Ernie Banks (1931-2015)
Ernie Banks missed his 84th birthday by a week. He was born January 31, 1931, and died yesterday, January 23, 2015, on my father’s 83rd birthday.
Has Banks’ legacy been reduced to three words? “Let’s play two!” he’d say, and mean it. Maybe it was 10 words: “It’s a beautiful day for a ballgame: Let’s play two!” Those aren’t bad words to be remembered by. Most Americans want to be cool but engaged is better. Enthusiasm is more fun.
He was at the end of his career when I first began watching baseball, and in the other league from my Minnesota Twins, but I knew he was the last guy to hit 500 homeruns before Harmon Killebrew did. Banks was ninth in baseball history (in May 1970), Killebrew 10th (August 1971). Banks would stop at 512.
He never went to the World Series; playing for no other team than the Cubs will do that to you. He was probably the greatest player never to make the World Series until this latest round of great, bereft players: Rod Carew (Twins, Angels); Ken Griffey Jr. (Mariners, Reds). My guys.
I’ve spent part of the day looking over Banks’ lifetimes stats at BaseballReference.com. He remained thin and lanky to the end but apparently was never fast. He got caught stealing (53 times) more than he stole (50). His lifetime batting average wasn’t great (.274), nor his lifetime OBP (.330). His lifetime slugging percentage didn’t quite topple from its lofty perch (.500).
If he was a revelation at shortstop, a power-hitting, Gold-Glove MVP, he was a mediocre first basemen during the second half of his career. Here’s his line at short: .292/.355/.562 with 264 homers. And at first: .259/.307/.447 with 207 homers.

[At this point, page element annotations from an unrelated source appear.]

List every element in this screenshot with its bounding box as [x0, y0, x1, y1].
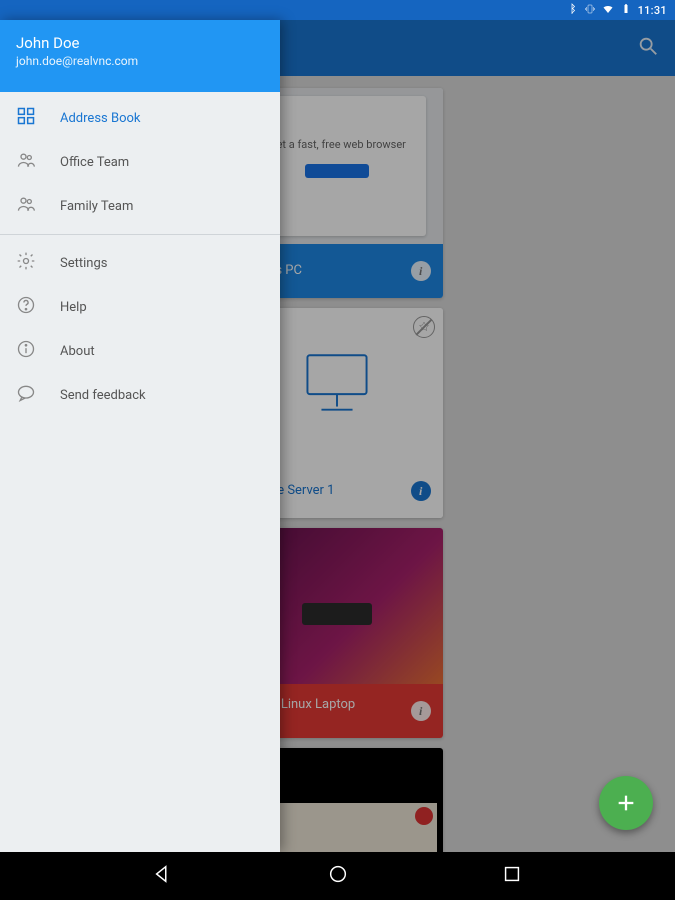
- help-icon: [16, 295, 36, 319]
- drawer-item-about[interactable]: About: [0, 329, 280, 373]
- drawer-item-address-book[interactable]: Address Book: [0, 96, 280, 140]
- drawer-item-office-team[interactable]: Office Team: [0, 140, 280, 184]
- drawer-item-label: Settings: [60, 256, 107, 271]
- drawer-item-label: Send feedback: [60, 388, 146, 403]
- wifi-icon: [602, 3, 614, 18]
- plus-icon: [615, 792, 637, 814]
- vibrate-icon: [584, 3, 596, 18]
- grid-icon: [16, 106, 36, 130]
- battery-icon: [620, 3, 632, 18]
- navigation-drawer: John Doe john.doe@realvnc.com Address Bo…: [0, 20, 280, 852]
- account-email: john.doe@realvnc.com: [16, 54, 264, 68]
- drawer-item-label: Address Book: [60, 111, 140, 126]
- drawer-item-label: About: [60, 344, 95, 359]
- bluetooth-icon: [566, 3, 578, 18]
- info-icon: [16, 339, 36, 363]
- clock: 11:31: [638, 4, 667, 17]
- drawer-item-family-team[interactable]: Family Team: [0, 184, 280, 228]
- drawer-item-help[interactable]: Help: [0, 285, 280, 329]
- people-icon: [16, 150, 36, 174]
- drawer-list: Address Book Office Team Family Team Set…: [0, 92, 280, 417]
- drawer-item-label: Family Team: [60, 199, 133, 214]
- drawer-item-feedback[interactable]: Send feedback: [0, 373, 280, 417]
- add-computer-fab[interactable]: [599, 776, 653, 830]
- recents-button[interactable]: [501, 863, 523, 889]
- account-name: John Doe: [16, 34, 264, 52]
- back-button[interactable]: [152, 863, 174, 889]
- android-status-bar: 11:31: [0, 0, 675, 20]
- drawer-account-header[interactable]: John Doe john.doe@realvnc.com: [0, 20, 280, 92]
- people-icon: [16, 194, 36, 218]
- drawer-item-label: Office Team: [60, 155, 129, 170]
- home-button[interactable]: [327, 863, 349, 889]
- divider: [0, 234, 280, 235]
- android-nav-bar: [0, 852, 675, 900]
- gear-icon: [16, 251, 36, 275]
- drawer-item-settings[interactable]: Settings: [0, 241, 280, 285]
- drawer-item-label: Help: [60, 300, 87, 315]
- chat-bubble-icon: [16, 383, 36, 407]
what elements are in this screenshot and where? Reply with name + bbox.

Joe Posnanski’s written about this before—in a piece in which he declared Banks the 55th greatest player of all time.
How many times did he live up to the quote and play two? Someone must know. In his last season, 1971, the Cubs played the usual number of doubleheaders but Mr. Cub always sat out one of the games. Too old anymore to play two. His last real doubleheader was on July 4, 1970, just before the All-Star break, against Roberto Clemente’s Pirates. Banks went 1-4 and 1-5. The Cubs lost the first, won the second.
His last game in the Majors? Sept. 26, 1971, a Sunday. Banks batted fourth. In the 1st inning, two quick outs followed a leadoff single; then Banks singled and Ron Santo followed with a single to plate a run; Banks went to second. After a walk loaded the bases, Don Kessinger grounded out, stranding Banks at third. In the 3rd, Banks drew a walk around several outs, and would never get on base again. Grounder in the sixth, infield popup in the eighth. Cubs lost 5-1 to the hapless Phillies. The Cubs played another series in Montreal but Banks didn’t. He ended his career in the friendly confines.
In 1977, he was elected to the Baseball Hall of Fame with 83% of the vote. Besides the inaugural Hall of Famers (Ruth, Cobb, Mathewson, Johnson, Wagner), and the special cases (Gehrig, Clemente), Banks was just the eighth man in baseball history to be elected to the Hall on the first ballot. Last year, he was awarded the Presidential Medal of Freedom by Pres. Obama—just the ninth baseball player to receive that honor.